Example 3 Using the oil agent C shown in Table 1,
Example 2 was repeated except that the flame-resistant yarn prepared in Example 1 was used and the maximum temperature in the graphitization step was 2300 ° C.
A graphitized fiber was produced in the same manner as described above. The intensity ratio I1360 / I1580, intensity, elastic modulus, and surface area ratio by AFM of the obtained graphitized fiber were measured by Raman spectroscopy. The surface area ratio was 1.00.

Table 3 shows other measurement results.

[Comparative Example 3] Using the oil agent F shown in Table 1,
A graphitized fiber was produced in the same manner as in Example 3, except that the flame-resistant yarn produced in Comparative Example 1 was used. Intensity ratio of the obtained graphitized fiber by Raman spectroscopy I1360 / I158
0, strength, elastic modulus, and surface area ratio by AFM were measured.
The surface area ratio was 1.00.

Table 3 shows other measurement results.

Example 4 The maximum temperature in the graphitization step was set to 28.
A graphitized fiber was produced in the same manner as in Example 3 except that the temperature was set to 00 ° C. Intensity ratio I1360 / I1580, strength, elastic modulus, AFM of the obtained graphitized fiber by Raman spectroscopy
Was measured. The surface area ratio was 1.00.

Table 3 shows other measurement results.

[Comparative Example 4] The maximum temperature of the graphitization step was 28
A graphitized fiber was produced in the same manner as in Comparative Example 3 except that the temperature was changed to 00 ° C. Intensity ratio I1360 / I1580, strength, elastic modulus, AFM of the obtained graphitized fiber by Raman spectroscopy
Was measured. The surface area ratio was 1.00.

Table 3 shows other measurement results.

[0107]

[Table 3]

As is evident from Table 3, the graphitized fibers obtained in Comparative Examples 3 and 4 have a greater variation in crystallinity on the surface of the graphitized fiber obtained, and the strength and elastic modulus are higher than those in Examples 3 and 4. It can be seen that the variation of

Example 5 A composite material was produced using the oil agent C shown in Table 1 and the carbon fiber produced in Example 2 and an epoxy resin as a matrix material.

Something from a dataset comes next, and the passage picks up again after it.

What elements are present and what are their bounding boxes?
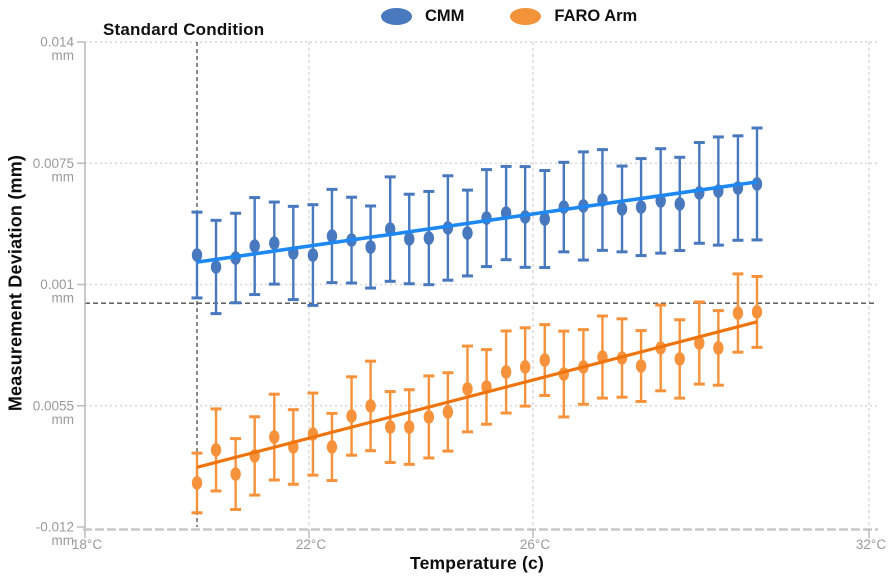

The composite material was produced by isotropically laminating continuous fiber unidirectional prepregs having a volume content of 60 vol% of the carbon fibers, followed by autoclave molding.

The obtained composite material was excellent in mechanical properties such as tensile strength and compressive strength, and had little variation.

[0111]

According to the present invention, graphitized fibers and composite materials having high performance and high elastic modulus with little quality variation can be provided with high productivity.

Continued on front page F term (reference) 4F072 AA04 AA07 AB10 AD23 4G046 EA02 EA03 EB02 EB13 EC01 4L037 AT02 CS04 FA01 FA07 FA08 FA09 FA10 FA12 PA55 PC11 PF12 PF19 PF45 PG04 PS02 PS12 UA12 UA20

Claims (5)

[Claims] 1. Intensity ratio I136 measured by Raman spectroscopy
A graphitized fiber having a surface having an average value of 0 / I1580 of 0.20 to 0.75, and a rate of change in the strength ratio in a longitudinal direction of 5% or less. 2. The method according to claim 1, wherein the surface area ratio measured by AFM is 1.00 to
The graphitized fiber according to claim 1, wherein the ratio is 1.05. 3. The graphitized fiber has a strand strength of 3.5 to 3.5.
6.5 GPa and a strand elasticity of 350 to 6
The graphitized fiber according to claim 1, wherein the fiber is 50 GPa. 4. A composite material comprising the graphitized fiber according to claim 1 as a reinforcing material. 5. The composite material according to claim 4, wherein the composite material is for aerospace.